The Ninth Circuit Finally Returned To Cemex… And Punted

by | Apr 22, 2026 | Cemex Decision, Courts, Federal, Labor Relations Ink, Labor Relations Insight, Legal, News, NLRB, Trending

The time finally arrived for the Ninth Circuit to weigh in on the Biden Board’s most aggressive standard. They punted. Yet before we discuss the appeals court’s ruling in Cemex Construction Materials Pacific, LLC v. NLRB, we need to retrace how that standard emerged and the fallout.

The Procedural Path Of A Disruptive Standard

In 2023, the Abruzzo Board’s Cemex decision repudiated the Supreme Court’s 1969 Gissel ruling, putting businesses at risk of a bargaining order over a single ULP charge, even in cases where unions lost an election. At that time, our own Phil Wilson called the Board’s move “a ‘prior restraint’ on employer speech.” Indeed, the Cemex framework sharply contrasts with the Gissel standard, which favor issuing bargaining orders only for extreme employer conduct.

Naturally, multiple court disputes have followed. In March 2026, the Sixth Circuit declined to enforce a Cemex bargaining order in Brown-Forman Corporation v. NLRB and remanded the case for review at the NLRB. Although those judges agreed with the Board’s fact finding regarding ULPs, the Sixth Circuit judges seemed “leery” of using Cemex in a case involving a whiskey-maker’s conduct during a Teamsters election. Ultimately, the court determined that the Board “exceeded its adjudicatory authority” and remanded the case for review at the NLRB.

More recently in St. John’s College, the Board determined that Cemex’s timeliness rule does not apply to RM petitions, a procedural carve-out that benefits employers seeking to test majority status.

It would seem that more Cemex dominoes were poised to fall, but that didn’t happen with the Ninth Circuit, which handled the employer’s appeal of the pivotal NLRB decision.

Cemex Construction Materials Pacific, LLC v. NLRB

In Oct. 2024, the Ninth Circuit heard oral arguments in this case (also involving an election lost by the Teamsters) and took no further action until this week, when the Ninth Circuit sidestepped the Cemex doctrine and affirmed the Board’s bargaining order under Gissel.

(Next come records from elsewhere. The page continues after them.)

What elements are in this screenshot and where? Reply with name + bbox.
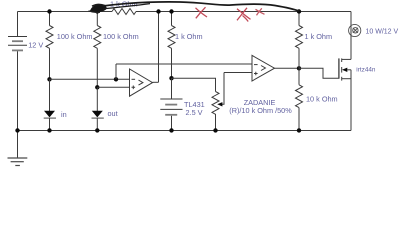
- battery B1 value label 12 V: [28, 40, 43, 49]
- svg-text:out: out: [108, 109, 118, 118]
- lamp LP1 label 10 W/12 V: [366, 29, 399, 36]
- label (R)/10 k Ohm /50%: [229, 106, 292, 115]
- wire U1 output to top rail: [158, 12, 160, 83]
- node E junction: [297, 66, 301, 70]
- resistor R1 value label: [57, 32, 93, 41]
- potentiometer RV1 wiper arrow: [217, 73, 224, 107]
- diode D2: [92, 111, 104, 118]
- wire TL431 to bottom rail: [171, 116, 173, 131]
- wire U1 output stub: [153, 81, 159, 83]
- wire wiper to op-amp U2 non-inverting input: [224, 72, 252, 74]
- wire node E to MOSFET gate: [299, 68, 339, 78]
- battery B1 lead bottom: [17, 51, 19, 130]
- resistor R4 1k lead top: [171, 12, 173, 26]
- wire MOSFET source to bottom rail: [350, 70, 352, 131]
- diode D2 label out: [108, 109, 118, 118]
- potentiometer RV1 track: [212, 92, 219, 131]
- wire node B to diode D2: [96, 87, 98, 111]
- junction bottom rail below R6: [297, 128, 301, 132]
- resistor R6 10 k Ohm: [296, 85, 303, 108]
- resistor R4 value label: [175, 32, 203, 41]
- junction top rail above R2: [95, 9, 99, 13]
- lamp LP1: [349, 24, 361, 36]
- resistor R5 value label: [305, 32, 333, 41]
- junction top rail above U1 output: [156, 9, 160, 13]
- resistor R1 100 k Ohm: [46, 26, 53, 49]
- svg-text:100 k Ohm: 100 k Ohm: [103, 32, 139, 41]
- diode D1: [44, 111, 56, 118]
- svg-text:100 k Ohm: 100 k Ohm: [57, 32, 93, 41]
- wire top rail left: [18, 11, 113, 13]
- wire lamp to MOSFET drain: [350, 12, 352, 60]
- resistor R5 1 k Ohm: [296, 26, 303, 49]
- wire top rail right: [136, 11, 351, 13]
- node D junction: [169, 76, 173, 80]
- wire R2 to node B: [96, 48, 98, 87]
- wire node B to op-amp U1 non-inverting input: [97, 86, 129, 88]
- wire R4 to node D: [171, 48, 173, 78]
- svg-text:in: in: [61, 110, 67, 119]
- annotation pen scribble blob: [89, 4, 151, 13]
- op-amp U1: [130, 69, 153, 96]
- wire node A to op-amp U1 inverting input: [50, 78, 130, 80]
- wire R5 to node E: [298, 48, 300, 68]
- junction top rail above R5: [297, 9, 301, 13]
- annotation red X mark 3: [256, 8, 265, 15]
- node A junction: [47, 77, 51, 81]
- svg-text:12 V: 12 V: [28, 40, 43, 49]
- wire feedback vertical at node C: [115, 64, 117, 79]
- resistor R1 100k lead top: [49, 12, 51, 26]
- junction top rail above R1: [47, 9, 51, 13]
- junction bottom rail below TL431: [169, 128, 173, 132]
- svg-text:irtz44n: irtz44n: [356, 67, 376, 74]
- node B junction: [95, 85, 99, 89]
- junction bottom rail below D1: [47, 128, 51, 132]
- annotation red X mark 1: [196, 7, 208, 18]
- wire D1 to bottom rail: [49, 118, 51, 130]
- resistor R2 100 k Ohm: [94, 26, 101, 49]
- voltage reference TL431 symbol: [160, 99, 182, 115]
- annotation pen scribble arc: [103, 2, 300, 11]
- wire bottom rail: [18, 130, 352, 132]
- junction top rail above R4: [169, 9, 173, 13]
- svg-text:10 k Ohm: 10 k Ohm: [306, 94, 338, 103]
- ground: [8, 131, 28, 166]
- battery B1 lead top: [17, 12, 19, 37]
- transistor Q1 label irtz44n: [356, 67, 376, 74]
- resistor R3 1 k Ohm horizontal: [112, 9, 136, 15]
- svg-text:(R)/10 k Ohm /50%: (R)/10 k Ohm /50%: [229, 106, 292, 115]
- svg-text:10 W/12 V: 10 W/12 V: [366, 29, 399, 36]
- resistor R2 100k lead top: [96, 12, 98, 26]
- resistor R2 value label: [103, 32, 139, 41]
- junction bottom rail below D2: [95, 128, 99, 132]
- TL431 label: [184, 100, 205, 109]
- svg-text:2.5 V: 2.5 V: [186, 108, 203, 117]
- label ZADANIE: [244, 98, 276, 107]
- junction bottom rail below RV1: [213, 128, 217, 132]
- TL431 voltage label 2.5 V: [186, 108, 203, 117]
- wire node D to TL431: [171, 78, 173, 99]
- wire R1 to node A: [49, 48, 51, 79]
- resistor R5 1k lead top: [298, 12, 300, 26]
- resistor R6 10k lead top: [298, 68, 300, 85]
- node C junction on inverting input: [114, 77, 118, 81]
- wire U2 output to node E: [275, 67, 300, 69]
- diode D1 label in: [61, 110, 67, 119]
- wire feedback horizontal U1 output to U2 inverting input: [116, 63, 252, 65]
- wire R6 to bottom rail: [298, 108, 300, 131]
- wire D2 to bottom rail: [96, 118, 98, 130]
- resistor R3 value label 1 k Ohm: [110, 0, 138, 9]
- svg-text:1 k Ohm: 1 k Ohm: [305, 32, 333, 41]
- junction bottom rail at battery: [15, 128, 19, 132]
- battery B1 12V: [8, 37, 27, 51]
- annotation red X mark 2: [237, 8, 251, 22]
- wire node D to potentiometer top: [172, 78, 216, 91]
- transistor Q1 MOSFET irtz44n: [339, 58, 351, 80]
- wire node A to diode D1: [49, 79, 51, 111]
- svg-text:1 k Ohm: 1 k Ohm: [175, 32, 203, 41]
- resistor R4 1 k Ohm: [168, 26, 175, 49]
- op-amp U2: [252, 55, 275, 81]
- resistor R6 value label: [306, 94, 338, 103]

This ruling is “not surprising,” declared Wilson, but “disappointing because the majority completely glosses over both the argument from the dissent and the opportunity to address the recent decision in Brown-Forman.”

Wilson called Judge Richard Clifton’s dissent “a great job of explaining why Cemex was so poorly reasoned in the first place.” The Board’s bargaining order, Wilson noted, rested on a factual finding that never appeared in the ALJ’s opinion. The Board “grabbed the word ‘slight’ out of context” to claim the ALJ had found the chances for a free and fair election were slim. That’s a conclusion that the ALJ explicitly rejected, which is why no bargaining order came out of the original proceeding.

Indeed, Judge Clifton declared that the Abruzzo Board “was prepared to change the rules and applied the new standard to the facts of this case retroactively in order to reach the same result that it had already reached.” Clifton would have preferred to remand to the Board. “Changing the rules in the middle of a game,” he wrote, “implied recognition that the goal could not properly be reached otherwise.”

Wilson also faulted the majority for failing to address the potential circuit conflict with Brown-Forman. “I’m hoping that there is a request for rehearing for this exact reason,” he said.

The Clean-Up To Come

Elsewhere, the D.C. Circuit has yet to rule on pending Cemex litigation in NP Red Rock LLC vs. NLRB with those judges signaling their willingness to apply Gissel rather than Cemex to issue a bargaining order in a case involving a Las Vegas casino.

As for where the current, employer-friendly NLRB stands, look for Cemex to be up for review after Board nominee James Macy is confirmed, which will give the Board a third vote to overturn precedent. Yet the timing of that process will depend on whether a suitable case reaches the Board.

Employers should know that Gissel bargaining orders remain a risk where ULPs occur during organizing campaigns, although re-run elections are the likelier remedy. If Cemex goes away entirely, that’s a net win for employer free speech.